そういう本は、何かというと、何が本当かとか本当じゃないかとか、どんなことが起こったとか起こらなかったとか、我々に教えたがる。ブリタニカ百科事典は何様のつもりだ?パナマ運河が1914年に完成したなんて、どうして百科事典が決める?私が1941年だと言いたければ、それは私の自由だ!
私は本を信用しない。事実ばかりで、心がない。それが今、アメリカを引き裂いていることなのだ。なぜなら、本当のところ、アメリカは分断された国家だ。それも、民主党と共和党とか、保守派とリベラル派とか、攻と受に分かれているのではない。
ピッチャーとキャッチャーとか
頭で考える人々と、腹の底で感じる人々に分かれているのだ。
頭、ダメ!心、イイ!
ハリエット・マイヤーズ(※)のことを考えてみよう。ハリエット・マイヤーズのことを考えると、もちろん、彼女を指名したのは馬鹿げている。しかし、大統領は別に「考えて」彼女を選んだとは言っていない。彼はこう言った。
(ビデオ:ブッシュ大統領「私は彼女の心を知っている。」)
考えは無用
大統領は彼女の頭のことに関しては何も言っていないだろう?考える必要はないのだ。大統領はハリエット・マイヤーズの真実について「感じ取って」いるのだから。
イラク戦争はどうだろう。イラク戦争について考えてみると、戦争を始めた理由にはどうも怪しいところがある。しかし、サダム・フセインを倒すのは正しいことだと「感じ」ないか?
その通り!
腹の底から。みなさん、そこが真実の湧き出す元なのです。腹の底が。頭より腹の方にたくさん神経末端があるのを君は知っていたか?
本当だってば
調べてみたまえ。…あー、「調べてみたけど、それは間違いだったよ」と言う人もいるかもしれない。それは、君が本なんかで調べたからだ。次は、自分の腹に聞いてみたまえ。
腹をチェック
私はそうした。私の腹は、神経とはそういうものだと教えてくれた。君たちの中には、自分の腹を信用しない人もいるかもしれない。私が信じられるようにしてあげよう。
慣れれば大丈夫
「Truthiness」とは何か。誰でも、君に向かってニュースを読むことはできる。私は「君めがけてニュースを感じる」ことを約束しよう。
ニュースを感じろ
この、アメリカの「反知性・反エリート主義」というのは一体何なんだろう…と、時々不思議に思います。まあそりゃ、日本の政治家だってみんながみんなすごく頭がいいわけでもなさそうですけど、「私は普通のホッケー・ママで、あなたと同じ平均的田舎モノで、頭もよくなきゃ知識もキャリアもないのよ!」ってことをセールスポイントにする人が、国で二番目の権力者の地位に立候補したりは、さすがにしないよなあ。
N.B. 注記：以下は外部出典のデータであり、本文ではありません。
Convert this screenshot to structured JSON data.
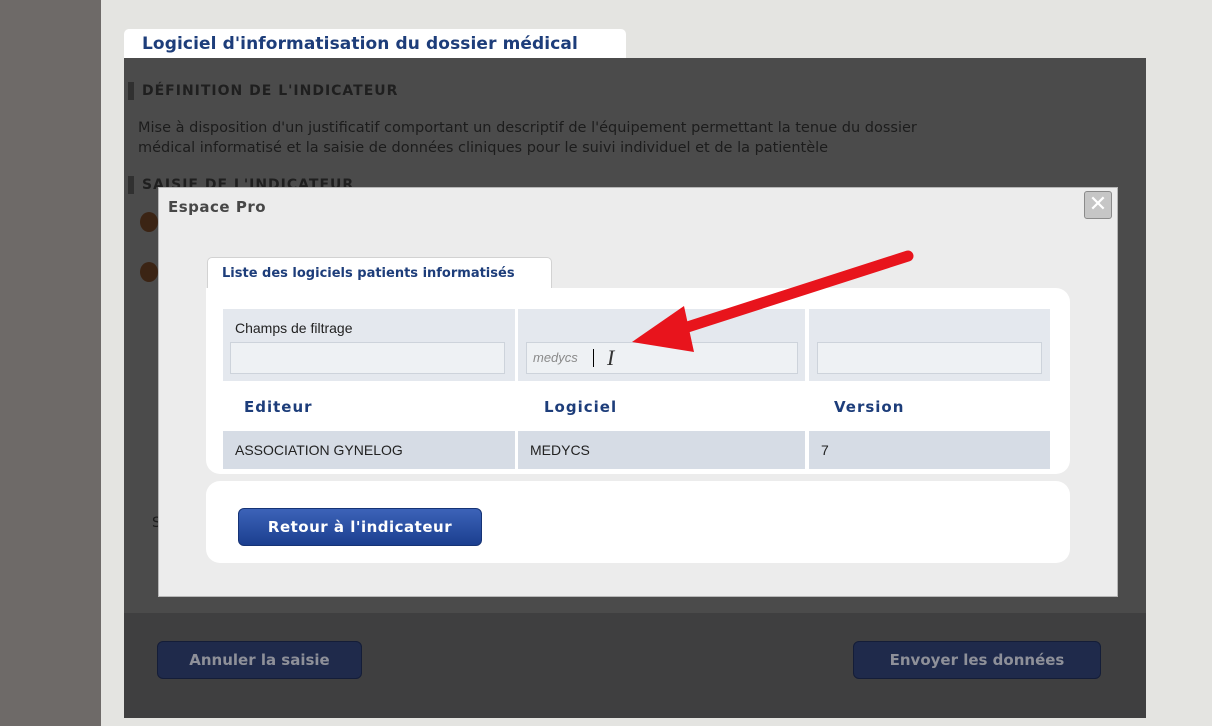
{
  "page": {
    "title": "Logiciel d'informatisation du dossier médical",
    "definition_heading": "DÉFINITION DE L'INDICATEUR",
    "definition_text_line1": "Mise à disposition d'un justificatif comportant un descriptif de l'équipement permettant la tenue du dossier",
    "definition_text_line2": "médical informatisé et la saisie de données cliniques pour le suivi individuel et de la patientèle",
    "entry_heading": "SAISIE DE L'INDICATEUR",
    "partial_letter": "S",
    "cancel_button": "Annuler la saisie",
    "send_button": "Envoyer les données"
  },
  "dialog": {
    "title": "Espace Pro",
    "close_glyph": "✕",
    "tab_label": "Liste des logiciels patients informatisés",
    "filter_label": "Champs de filtrage",
    "filters": {
      "editeur_value": "",
      "logiciel_value": "medycs",
      "version_value": ""
    },
    "columns": [
      "Editeur",
      "Logiciel",
      "Version"
    ],
    "rows": [
      {
        "editeur": "ASSOCIATION GYNELOG",
        "logiciel": "MEDYCS",
        "version": "7"
      }
    ],
    "back_button": "Retour à l'indicateur"
  },
  "colors": {
    "accent": "#1d3d7a",
    "arrow": "#e8141c",
    "button": "#1b3f8f"
  }
}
あ、だいぶ昔の選挙で、「台所感覚」とやらを売りにしていた主婦候補はいましたけどね。「台所感覚」…思い出すのもおぞましいこの言葉(笑)。ああいうのは20世紀とともに死んだかと思っていましたが、ところもあろうにアメリカに生き残っていたとは。アメリカのフェミニストたちは頭をかきむしっているようです。気の毒に。
話がそれましたが…
この短いセグメントで、そのわけのわからん矛盾を見事に体現してみせるスティーブンは凄いと思います。
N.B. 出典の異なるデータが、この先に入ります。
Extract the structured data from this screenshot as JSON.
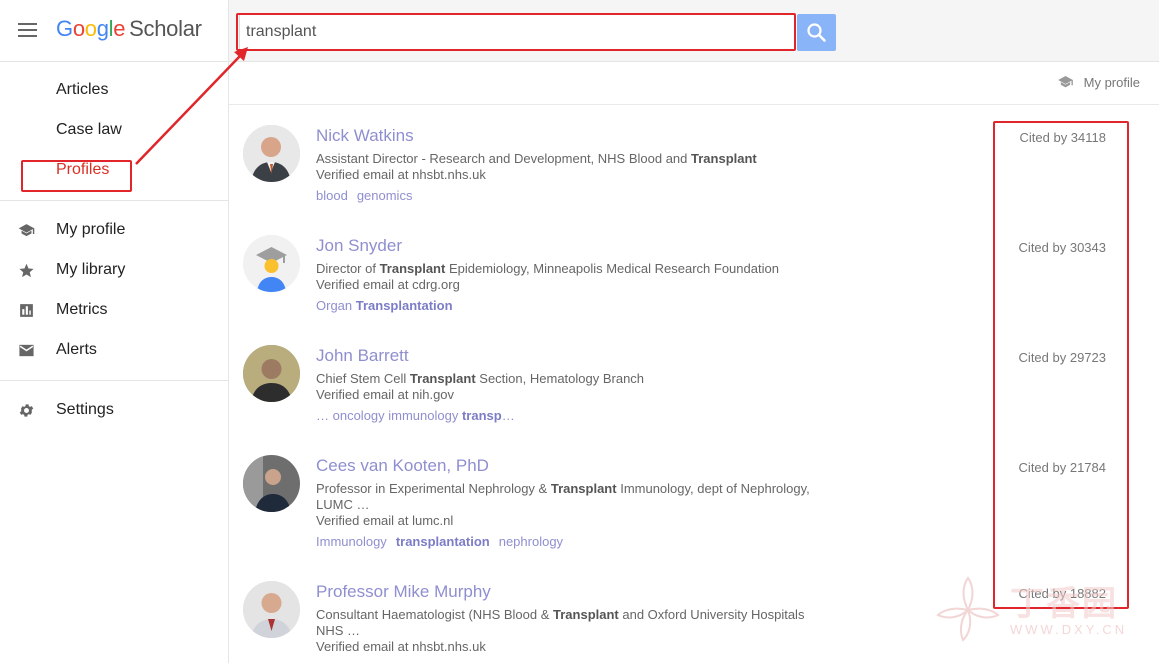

※ハリエット・マイヤーズ:2005年10月5日にブッシュ大統領が指名した最高裁判事。特に身内の共和党から反対が多く、大統領は10月27日に指名を撤回した。この「コルベア・レポー(ト)」第一回放送は、その間の10月17日。
共和党から反対が多かった理由は、この人が同性婚と中絶に対して中立的な(絶対反対ではない)立場だったからだそうです。そういう人をブッシュ大統領が指名するのも意外な感じですが…地元テキサスの出身で、ブッシュ夫妻と親しかったらしい。